The Daily Sandwich

"We have to learn the lesson that intellectual honesty is fundamental for everything we cherish." -Sir Karl Popper

Location: Boston, Massachusetts, United States


Thursday, June 22, 2006

WAR! (explained)

It's war, all right. But just between some New Republic writers and the blogosphere. Anyone who's been reading the site for a while know my opinion of TNR. It used to be a favorite of mine, back in the 90s. But over the last few years, the quality has really been dropping. Apparently their circulation has, too. There are plenty of reasons I have for the change of heart, and I won't rehash them all here. But the New Republic's anti-blog sentiment has boiled over this week, and the blogs are striking back in a big way.

It started with an item on TNR's blog that suggested a scandal brewing among the big progressive blog players, Markos Moulitsas and-- more specifically-- Jerome Armstrong. I didn't know what to make of it, and didn't feel informed enough to comment on it.

The questions about Armstrong don't seem to have amounted to much, but a new controversy arose when a TNR writer revealed that he had seen an e-mail Markos sent to a group saying that the story should be ignored. As was the case recently with Ann Coulter's publicity tour, the growing concensus was that writing about her outrageous statements was just giving more airtime and free press to someone who didn't deserve it. Jason Zengerle's response in TNR's blog was to claim that Moulitsas was bullying others into silence through his financial clout.

The concensus on that development is that Zengerle's assertions were inaccurate, unfounded, and irresponsible. But Moulitsas responded with this post today, which I think was unwise in its scope and emotion. While Moulitsas correctly asserts that the magazine has taken a big step to the right during the Bush years, his overwrought writing stoops to meet the original attacks of TNR and gives them ammo to fight back.

Which Jonathan Chait immediately did on TNR's site, using the sort of haughty sarcasm and 'gotcha' debate tactics that characterized Zengerle's original posts. When I read it this morning, it struck me primarily as just plain childish. Chait goes on and on about Kos' predictions of the magazine's iminent demise, but never presents any evidence of the magazine's vigor (it's my understanding that their circulation actually has dropped from 100,000 to about 40,000 over the last few years).

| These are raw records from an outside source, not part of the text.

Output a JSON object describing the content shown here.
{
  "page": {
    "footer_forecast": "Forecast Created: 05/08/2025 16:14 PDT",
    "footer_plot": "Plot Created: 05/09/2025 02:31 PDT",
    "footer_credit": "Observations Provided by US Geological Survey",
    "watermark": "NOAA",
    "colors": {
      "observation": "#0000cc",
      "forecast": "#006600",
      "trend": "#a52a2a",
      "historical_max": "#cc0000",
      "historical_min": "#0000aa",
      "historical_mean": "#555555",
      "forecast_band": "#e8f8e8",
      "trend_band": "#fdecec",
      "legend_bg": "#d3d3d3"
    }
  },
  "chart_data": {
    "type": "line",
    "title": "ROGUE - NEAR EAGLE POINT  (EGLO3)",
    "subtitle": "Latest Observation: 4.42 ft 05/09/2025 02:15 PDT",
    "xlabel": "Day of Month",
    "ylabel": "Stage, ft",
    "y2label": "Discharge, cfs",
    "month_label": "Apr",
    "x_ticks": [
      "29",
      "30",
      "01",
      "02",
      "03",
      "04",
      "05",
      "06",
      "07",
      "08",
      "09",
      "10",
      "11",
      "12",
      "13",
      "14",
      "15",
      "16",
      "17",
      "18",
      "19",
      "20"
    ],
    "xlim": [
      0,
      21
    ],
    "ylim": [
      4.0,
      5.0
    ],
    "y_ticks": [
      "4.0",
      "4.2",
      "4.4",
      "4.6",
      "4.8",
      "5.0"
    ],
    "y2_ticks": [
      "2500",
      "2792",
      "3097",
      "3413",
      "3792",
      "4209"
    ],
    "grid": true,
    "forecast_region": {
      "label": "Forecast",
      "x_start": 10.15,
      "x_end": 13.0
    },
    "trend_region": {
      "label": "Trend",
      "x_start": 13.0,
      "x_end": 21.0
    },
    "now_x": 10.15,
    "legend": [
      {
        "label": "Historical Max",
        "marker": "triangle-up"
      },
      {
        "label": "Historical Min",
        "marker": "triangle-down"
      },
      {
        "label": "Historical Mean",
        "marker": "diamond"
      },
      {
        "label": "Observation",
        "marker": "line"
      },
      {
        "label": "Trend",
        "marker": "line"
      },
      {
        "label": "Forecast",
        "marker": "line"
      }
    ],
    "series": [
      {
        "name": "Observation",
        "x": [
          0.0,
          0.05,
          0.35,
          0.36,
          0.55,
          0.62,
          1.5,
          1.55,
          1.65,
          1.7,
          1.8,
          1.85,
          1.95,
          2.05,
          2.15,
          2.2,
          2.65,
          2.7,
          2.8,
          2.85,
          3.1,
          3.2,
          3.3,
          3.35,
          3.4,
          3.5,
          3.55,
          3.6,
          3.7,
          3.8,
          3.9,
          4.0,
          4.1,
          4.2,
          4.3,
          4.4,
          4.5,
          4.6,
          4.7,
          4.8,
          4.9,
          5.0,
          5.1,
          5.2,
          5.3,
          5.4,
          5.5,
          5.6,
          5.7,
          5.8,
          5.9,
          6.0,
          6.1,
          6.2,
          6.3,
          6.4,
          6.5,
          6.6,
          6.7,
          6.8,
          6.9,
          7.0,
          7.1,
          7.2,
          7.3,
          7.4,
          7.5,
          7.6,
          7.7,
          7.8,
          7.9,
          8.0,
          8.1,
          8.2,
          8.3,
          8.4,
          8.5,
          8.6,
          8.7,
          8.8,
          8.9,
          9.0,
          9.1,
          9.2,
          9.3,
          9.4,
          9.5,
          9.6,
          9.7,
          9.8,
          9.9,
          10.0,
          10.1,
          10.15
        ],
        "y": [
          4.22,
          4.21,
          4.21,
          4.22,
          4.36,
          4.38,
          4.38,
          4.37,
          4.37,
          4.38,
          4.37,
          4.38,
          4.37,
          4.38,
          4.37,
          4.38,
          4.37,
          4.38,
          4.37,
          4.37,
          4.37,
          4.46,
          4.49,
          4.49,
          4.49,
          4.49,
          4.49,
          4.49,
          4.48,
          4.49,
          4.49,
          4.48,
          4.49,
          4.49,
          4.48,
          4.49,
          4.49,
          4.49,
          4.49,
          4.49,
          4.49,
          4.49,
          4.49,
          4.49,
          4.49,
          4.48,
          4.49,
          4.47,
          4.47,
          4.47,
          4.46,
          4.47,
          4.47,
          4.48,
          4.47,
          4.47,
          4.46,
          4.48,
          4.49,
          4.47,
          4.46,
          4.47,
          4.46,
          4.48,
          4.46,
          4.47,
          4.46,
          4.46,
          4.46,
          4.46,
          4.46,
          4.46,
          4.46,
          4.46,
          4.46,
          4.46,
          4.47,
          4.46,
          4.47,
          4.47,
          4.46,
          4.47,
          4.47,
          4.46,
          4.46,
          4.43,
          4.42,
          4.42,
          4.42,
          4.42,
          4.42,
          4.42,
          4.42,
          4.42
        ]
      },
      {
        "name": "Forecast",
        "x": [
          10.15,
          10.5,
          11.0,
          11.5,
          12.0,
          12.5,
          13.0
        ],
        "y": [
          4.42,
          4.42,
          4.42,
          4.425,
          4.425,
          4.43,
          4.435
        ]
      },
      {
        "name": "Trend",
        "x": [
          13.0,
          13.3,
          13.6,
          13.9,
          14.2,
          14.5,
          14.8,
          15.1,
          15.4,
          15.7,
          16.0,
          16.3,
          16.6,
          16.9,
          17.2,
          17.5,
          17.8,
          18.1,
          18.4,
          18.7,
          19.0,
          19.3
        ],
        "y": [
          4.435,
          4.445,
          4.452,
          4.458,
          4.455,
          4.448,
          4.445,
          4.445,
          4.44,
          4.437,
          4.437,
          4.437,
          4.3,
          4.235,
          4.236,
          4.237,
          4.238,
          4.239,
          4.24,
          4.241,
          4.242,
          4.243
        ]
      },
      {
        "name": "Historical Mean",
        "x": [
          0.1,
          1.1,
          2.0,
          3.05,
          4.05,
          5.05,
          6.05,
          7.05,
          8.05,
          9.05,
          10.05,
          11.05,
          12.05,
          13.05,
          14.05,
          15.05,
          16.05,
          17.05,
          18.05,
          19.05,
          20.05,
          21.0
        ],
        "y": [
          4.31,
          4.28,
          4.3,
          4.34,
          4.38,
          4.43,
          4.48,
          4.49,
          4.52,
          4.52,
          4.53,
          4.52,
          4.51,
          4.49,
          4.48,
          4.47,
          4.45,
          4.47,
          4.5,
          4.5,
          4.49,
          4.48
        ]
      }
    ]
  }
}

Enter MyDD, home of Jerome Armstrong, with the latest salvo: "The New Republic is owned by wealthy right-wingers. One quit the DLC in 1996 because he thought Bill Clinton was too liberal (seriously). The other is the chairman of a right-wing think tank." This is clearly very true. But unfortunately, the author of the post repeats Markos' blanket assertion that everything TNR produces is therefore guaranteed to be right-wing crap. Granted, there's a lot more crap than there used to be. And the recent editorial shift seems to have made things worse instead of better, from what I've seen.

And there you have it. The story to date. It's just too bad it's such a farce.

UPDATE: Salon has a blog entry on the whole to-do, and how meaningless the whole thing is. There's more info on what Zengerle thought he'd dug up about the secret blog conspiracy, if anyone's interested, but the whole thing doesn't amount to much beyond the outrage flying around.

UPDATE (6/23): I thought we'd probably seen the worst in this story, and I was more than ready to wash my hands of it. Sadly, a third TNR writer has joined the fray and topped everyone involved for overblown, kooky rhetoric. Lee Siegel writes that "the blogosphere"-- yes, and every last blog writer-- is a place of "hard fascism" and "thuggishness," where bloggers attempt "to parlay street-fighting skills into fame and riches." Perhaps worst is Siegel's admission that, although he'd like to see Ned Lamont beat Joe Lieberman, he'd also like to see Lamont lose just because it would piss off progressive bloggers. Now that's the mark of a seasoned and mature professional journalist.